Orthochilus leontoglossus lion tongues

Orthochilus leontoglossus lion tongues
Author: Ivan Lätti
Photographer: Judd Kirkel Welwitch

A couple of Orthochilus leontoglossus flower lips in the photo show why the plant’s common name is lion's tongue. The Greek origin of the specific name, leontoglossus, meaning lion-tongued or having the tongue of a lion, is echoed in this common name. The Greek words leon meaning lion and glossa meaning tongue, yielded the formal epithet, later Latinised.
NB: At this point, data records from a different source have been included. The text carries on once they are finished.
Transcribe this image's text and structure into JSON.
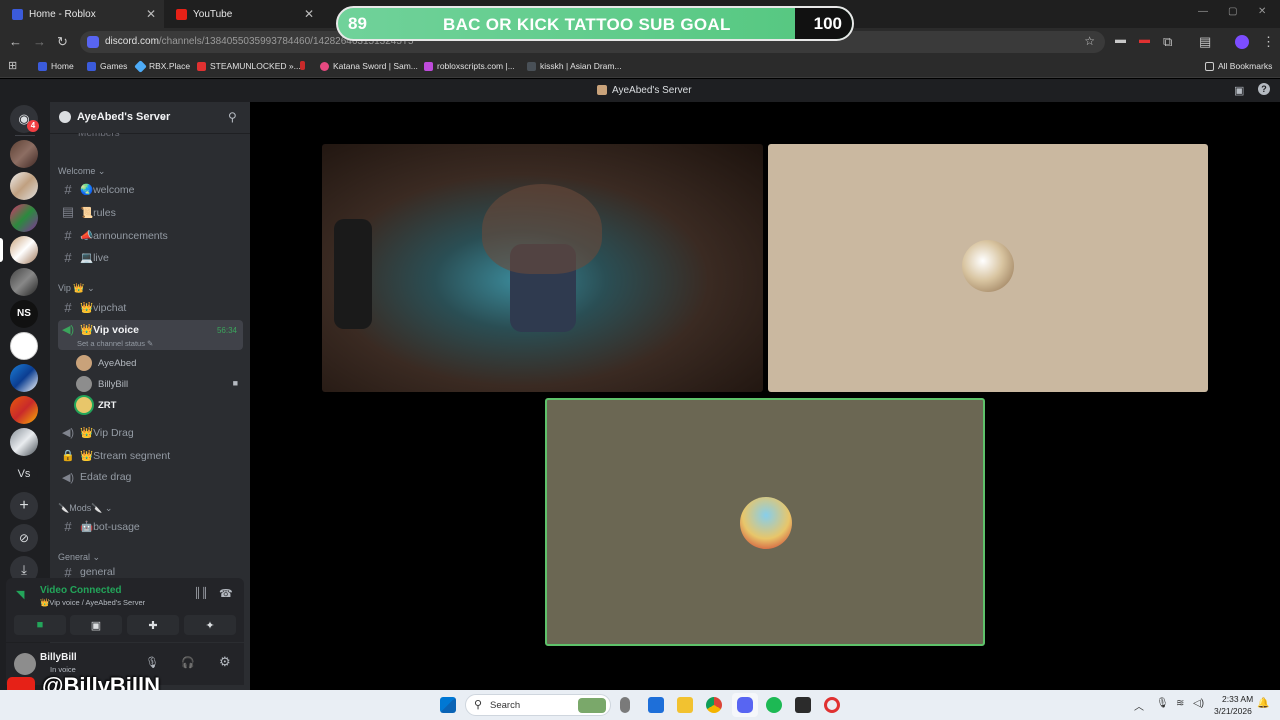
{
  "browser": {
    "tabs": [
      {
        "title": "Home - Roblox",
        "color": "#3b5bdb"
      },
      {
        "title": "YouTube",
        "color": "#e62117"
      }
    ],
    "url_host": "discord.com",
    "url_path": "/channels/1384055035993784460/1428264631513245T5",
    "bookmarks": [
      "Home",
      "Games",
      "RBX.Place",
      "STEAMUNLOCKED »...",
      "Katana Sword | Sam...",
      "robloxscripts.com |...",
      "kisskh | Asian Dram..."
    ],
    "all_bookmarks": "All Bookmarks"
  },
  "overlay": {
    "left_value": "89",
    "goal_title": "BAC OR KICK TATTOO SUB GOAL",
    "right_value": "100",
    "progress": 0.89,
    "watermark": "@BillyBillN"
  },
  "discord": {
    "window_title": "AyeAbed's Server",
    "notification_count": "4",
    "server_name": "AyeAbed's Server",
    "partial_top": "Members",
    "categories": {
      "welcome": "Welcome",
      "vip": "Vip 👑",
      "mods": "🔪Mods🔪",
      "general": "General"
    },
    "channels": {
      "welcome": "🌏welcome",
      "rules": "📜rules",
      "announcements": "📣announcements",
      "live": "💻live",
      "vipchat": "👑vipchat",
      "vip_voice": "👑Vip voice",
      "vip_voice_timer": "56:34",
      "vip_voice_status": "Set a channel status",
      "vip_drag": "👑Vip Drag",
      "stream_segment": "👑Stream segment",
      "edate_drag": "Edate drag",
      "bot_usage": "🤖bot-usage",
      "general_partial": "general"
    },
    "voice_users": [
      "AyeAbed",
      "BillyBill",
      "ZRT"
    ],
    "voice_panel": {
      "status": "Video Connected",
      "location": "👑Vip voice / AyeAbed's Server"
    },
    "user": {
      "name": "BillyBill",
      "status": "In voice"
    }
  },
  "taskbar": {
    "search_placeholder": "Search",
    "time": "2:33 AM",
    "date": "3/21/2026"
  }
}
It is said that a lion can draw blood when repeatedly licking human skin, due to the sharp, keratin spine-hooks on the tongue papilla. But lions are not scary because of their licking prowess. The doubtful privilege of inspecting lion tongue closely would provide the relevant information. Volunteers may be hard to find.
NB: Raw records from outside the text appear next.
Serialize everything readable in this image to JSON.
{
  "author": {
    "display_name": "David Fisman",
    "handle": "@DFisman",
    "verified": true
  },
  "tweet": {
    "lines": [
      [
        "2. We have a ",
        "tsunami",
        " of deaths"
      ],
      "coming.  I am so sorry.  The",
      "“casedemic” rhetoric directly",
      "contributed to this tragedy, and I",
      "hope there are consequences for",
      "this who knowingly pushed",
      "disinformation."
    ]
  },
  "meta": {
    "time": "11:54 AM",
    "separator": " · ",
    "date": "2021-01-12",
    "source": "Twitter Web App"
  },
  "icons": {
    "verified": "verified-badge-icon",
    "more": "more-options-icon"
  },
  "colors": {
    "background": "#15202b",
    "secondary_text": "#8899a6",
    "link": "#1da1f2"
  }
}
The possibility that the flower's lip colour rather than the protruding papillae brought the orchid its name can be ruled out. Lion tongues are pink in several shades, unless the animals are sick in strange ways.

The rounded, dense flowerhead of cylindrical buds is in picture white tinged green. It is gradually opening its white flowers, none of them spreading their segments widely, or normally does so (Pooley, 1998; Lowrey and Wright, 1987; iNaturalist).